The PB approach was applied in a total of 164 PGD cycles for dominant disorders, which resulted in the transfer of 285 unaffected embryos (2.0 embryos on the average) in 142 (86.6%) of cases, yielding 65 (45.8%) clinical pregnancies and the birth of 64 children (Table 3.3), with one misdiagnosis. The latter represented PGD for myotonic dystrophy, which is always a challenge, because the diagnosis is based on indirect testing, requiring a sufficient number of linked markers, while only one such marker was available for testing.

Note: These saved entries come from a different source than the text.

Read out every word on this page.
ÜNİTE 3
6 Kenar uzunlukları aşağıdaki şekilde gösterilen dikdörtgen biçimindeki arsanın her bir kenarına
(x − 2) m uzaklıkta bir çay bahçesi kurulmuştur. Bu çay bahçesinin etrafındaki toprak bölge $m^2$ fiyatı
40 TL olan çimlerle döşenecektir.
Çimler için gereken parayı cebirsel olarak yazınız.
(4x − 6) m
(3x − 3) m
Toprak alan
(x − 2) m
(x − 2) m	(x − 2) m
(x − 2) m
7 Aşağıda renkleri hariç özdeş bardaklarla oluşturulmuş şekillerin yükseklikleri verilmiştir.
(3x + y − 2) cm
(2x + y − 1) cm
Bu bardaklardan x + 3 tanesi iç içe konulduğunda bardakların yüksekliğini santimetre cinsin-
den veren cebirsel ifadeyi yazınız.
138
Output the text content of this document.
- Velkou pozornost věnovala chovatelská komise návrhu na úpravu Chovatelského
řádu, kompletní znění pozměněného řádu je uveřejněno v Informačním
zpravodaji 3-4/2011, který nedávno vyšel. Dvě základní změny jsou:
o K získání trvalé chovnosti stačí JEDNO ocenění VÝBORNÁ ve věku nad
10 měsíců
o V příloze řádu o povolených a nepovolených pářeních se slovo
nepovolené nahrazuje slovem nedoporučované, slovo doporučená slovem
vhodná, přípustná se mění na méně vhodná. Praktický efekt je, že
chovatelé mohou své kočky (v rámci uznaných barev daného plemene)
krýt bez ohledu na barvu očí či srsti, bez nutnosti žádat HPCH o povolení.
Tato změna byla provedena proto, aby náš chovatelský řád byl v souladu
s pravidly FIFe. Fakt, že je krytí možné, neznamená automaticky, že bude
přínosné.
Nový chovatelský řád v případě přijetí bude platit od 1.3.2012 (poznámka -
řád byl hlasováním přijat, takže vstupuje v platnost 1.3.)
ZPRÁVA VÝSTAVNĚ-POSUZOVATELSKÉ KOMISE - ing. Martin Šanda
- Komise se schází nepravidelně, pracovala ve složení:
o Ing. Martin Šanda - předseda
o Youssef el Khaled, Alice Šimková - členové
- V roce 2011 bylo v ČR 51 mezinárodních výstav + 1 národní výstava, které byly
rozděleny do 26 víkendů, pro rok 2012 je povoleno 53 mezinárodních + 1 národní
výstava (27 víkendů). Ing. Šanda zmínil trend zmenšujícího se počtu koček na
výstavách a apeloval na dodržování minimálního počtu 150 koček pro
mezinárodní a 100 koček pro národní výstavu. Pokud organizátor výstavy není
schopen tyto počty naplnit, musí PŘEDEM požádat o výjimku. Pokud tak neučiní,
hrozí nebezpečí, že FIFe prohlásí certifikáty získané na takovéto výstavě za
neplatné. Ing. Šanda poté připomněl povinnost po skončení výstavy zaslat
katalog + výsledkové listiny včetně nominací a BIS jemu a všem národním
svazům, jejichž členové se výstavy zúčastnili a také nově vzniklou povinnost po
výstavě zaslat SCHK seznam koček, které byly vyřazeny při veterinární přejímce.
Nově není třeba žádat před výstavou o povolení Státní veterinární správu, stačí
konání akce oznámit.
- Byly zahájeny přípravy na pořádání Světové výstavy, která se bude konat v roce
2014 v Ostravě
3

The presented data show that the PB-based approach is an integral part of PGD, which makes it possible to perform preselection of mutation-free oocytes and complete PGD prior to fertilization. This provides the possibility for pre-embryonic diagnosis for couples objecting to embryo biopsy because of their social or religious attitudes, as described in Chap. 2. Although the approach is currently limited to PGD for autosomal-recessive conditions, X-linked disorders, and dominant mutations of maternal origin, the future progress in testing of paternal mutations prior to fertilization may allow performing pre-embryonic diagnosis for any disease. On the other hand, the PB approach is a component of PGD for couples with two or more PGD indications and should be available for testing of ­complex conditions, including Mendelian disorders and chromosomal aneuploidy, originating predominantly from female meiosis. A wider application of the PB approach to PGD of single-gene disorders may be expected with the present ­tendency of using PB biopsy for testing of ­chromosomal aneuploidy by microarray technology [106108], which makes it possible to ­perform PGD simultaneously for multiple conditions, including chromosomal aneuploidy and single-gene disorders. So the presented results demonstrate that the PB approach is highly efficient and reliable, providing an extremely high accuracy of PGD for Mendelian disorders. This together with the application of embryo biopsy technique provides a comprehensive diagnostic package, which allows efficient and reliable PGD with extremely high accuracy. As described in Chap. 2, and demonstrated above in the description of our experience, this will in future be applied together with 24-chromosome aneuploidy testing, to ensure the improvement of reproductive outcome of PGD for Mendelian disorders.